By Staff | Apr 15, 2015

In his 26 years of volunteering for Habitat for Humanity, Harold Elsesser has never been one for patting himself on the back or speaking about himself.

On Thursday, he’s not going to have much of a choice as he’s going to New York to appear on the Today show to talk about just that, with some help from a Habitat employee.

The last time Elsesser was in New York was as a teen for 1939 World’s Fair.

Elsesser was expected to fly into New York this morning for his appearance Thursday with Kathy Lee Gifford and Hoda Kotb on Thursday, among other things, before flying home that night and returning to work Friday morning on a home he and his crew have been working on in Cape Coral.

Kathy Lee and Hoda do a segment every three months called “Everyone Has a Story,” featuring someone with an amazing story. Savannah Milton said the producers of the “Today” show learned about Elsesser and reached out to her after she sent a news story about him.

“When I told him, he’s the most humble, selfless guy I’ve ever met.
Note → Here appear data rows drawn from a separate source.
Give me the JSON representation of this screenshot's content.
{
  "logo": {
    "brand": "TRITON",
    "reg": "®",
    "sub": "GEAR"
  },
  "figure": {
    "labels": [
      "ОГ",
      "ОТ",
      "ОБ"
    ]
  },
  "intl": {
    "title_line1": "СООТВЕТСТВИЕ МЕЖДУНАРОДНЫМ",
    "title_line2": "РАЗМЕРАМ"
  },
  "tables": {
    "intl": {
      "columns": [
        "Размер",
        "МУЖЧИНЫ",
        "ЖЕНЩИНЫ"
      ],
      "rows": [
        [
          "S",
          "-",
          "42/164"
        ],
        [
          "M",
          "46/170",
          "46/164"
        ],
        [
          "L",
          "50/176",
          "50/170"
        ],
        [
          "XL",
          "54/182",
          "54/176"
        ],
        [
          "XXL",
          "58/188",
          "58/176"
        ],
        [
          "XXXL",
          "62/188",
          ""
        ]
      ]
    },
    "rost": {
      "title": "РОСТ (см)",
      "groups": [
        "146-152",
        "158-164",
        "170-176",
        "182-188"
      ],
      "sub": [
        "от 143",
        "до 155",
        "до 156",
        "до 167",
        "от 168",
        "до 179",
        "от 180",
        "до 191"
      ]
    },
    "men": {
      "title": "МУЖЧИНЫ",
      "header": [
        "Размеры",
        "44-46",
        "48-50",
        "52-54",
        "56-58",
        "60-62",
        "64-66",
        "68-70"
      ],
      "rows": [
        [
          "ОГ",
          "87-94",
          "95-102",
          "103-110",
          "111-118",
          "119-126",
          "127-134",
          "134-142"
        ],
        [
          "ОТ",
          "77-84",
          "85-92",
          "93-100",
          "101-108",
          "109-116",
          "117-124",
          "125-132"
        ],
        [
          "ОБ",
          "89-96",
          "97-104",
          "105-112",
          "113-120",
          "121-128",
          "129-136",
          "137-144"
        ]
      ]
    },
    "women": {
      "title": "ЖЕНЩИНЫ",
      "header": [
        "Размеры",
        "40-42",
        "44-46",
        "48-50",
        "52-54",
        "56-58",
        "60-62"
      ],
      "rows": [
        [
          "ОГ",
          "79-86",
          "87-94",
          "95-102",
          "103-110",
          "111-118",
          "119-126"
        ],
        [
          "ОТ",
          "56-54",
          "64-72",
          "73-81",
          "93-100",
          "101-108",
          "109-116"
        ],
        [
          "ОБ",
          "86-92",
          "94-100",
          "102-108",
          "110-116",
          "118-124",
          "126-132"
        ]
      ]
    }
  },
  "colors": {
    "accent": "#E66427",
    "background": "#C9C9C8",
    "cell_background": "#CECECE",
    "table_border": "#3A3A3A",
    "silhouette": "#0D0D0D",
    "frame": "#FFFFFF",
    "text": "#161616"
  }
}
He was like ‘They want to recognize me?'” Milton said. “He doesn’t realize how amazing he is. So he was shocked and honored to be able to go.”

The segment is expected to run at around 10:40 a.m. Hoda and Kathy Lee will have their work cut out for them, as Elsesser is loathe to talk about himself.

“It’s kind of out of my style. I’m not used to the spotlight. I’m more of the bashful type,” Elsesser said Tuesday afternoon at his Cape Coral home. “It’s just another thing.”

Elsesser will be joined by Becky Sanders-Lucas, director of development for Habitat for Humanity of Lee & Hendry Counties, who said Elsesser didn’t want to do it at first.

“I’ve been here for 15 years, so if he gets stuck, I can help him out,” Sanders-Lucas said. “When he first learned about this, he didn’t want to do it. It was a flat no, but he changed his mind.”

The pair was to fly out at 8 a.m. non-stop to New York. Elsesser said he last took an airplane 10 to 15 years ago to see family in State College, Penn. It didn’t go well.

“They had two schedules on the wall and I looked at one and decided I had lots of time to go to the bathroom. I missed my plane,” Elsesser said. “Someone was waiting for me to drive me home. I haven’t flown since.”

They will be in a hotel near “30 Rock” and meet the producer of the segment upon arrival before having the rest of the day to themselves, Sanders-Lucas said.

They will go to the studio around 9 a.m. and watch the show from the green room before going onstage for a five-minute segment.

Elsesser last went to New York City when he was a paperboy in Pennsylvania in 1939 and learned it was an entirely different world.

“I got on the subway and took an elevator to my hotel. You would be running around all over the place today.” Elsesser said.

Following his appearance, the show will honor Elsesser for appearing by giving him a private tour of the USS Intrepid, the ship Elsesser served on during World War II and which is now docked in New York Harbor in Manhattan as a historic landmark.

From there, he goes home and back to work Friday to install two doors, the way he wants it.

“He said he would be right back out there, but I told Harold he could call in,” Sanders-Lucas said.

Elsesser, a 50-year resident of Cape Coral who turned 91 last Thursday, is the longest running continuous volunteer at Habitat next to former President Jimmy Carter and his wife Rosalyn.

Just last month, Elsesser was honored by the local Habitat for Humanity chapter by having a Habitat home in North Fort Myers named in his honor, which had never been done in the history of the organization.

“We just could not be any happier for Harold and this experience to find out what he’s done for us and inspire others to do it in the future,” Milton said.

I’m honored that we’re going to be on together. It’s really special,” Sanders-Lucas said before turning to Harold and saying. “It will be an amazing culmination of your service and your story inspires a lot of people, so you’re doing a lot of good.”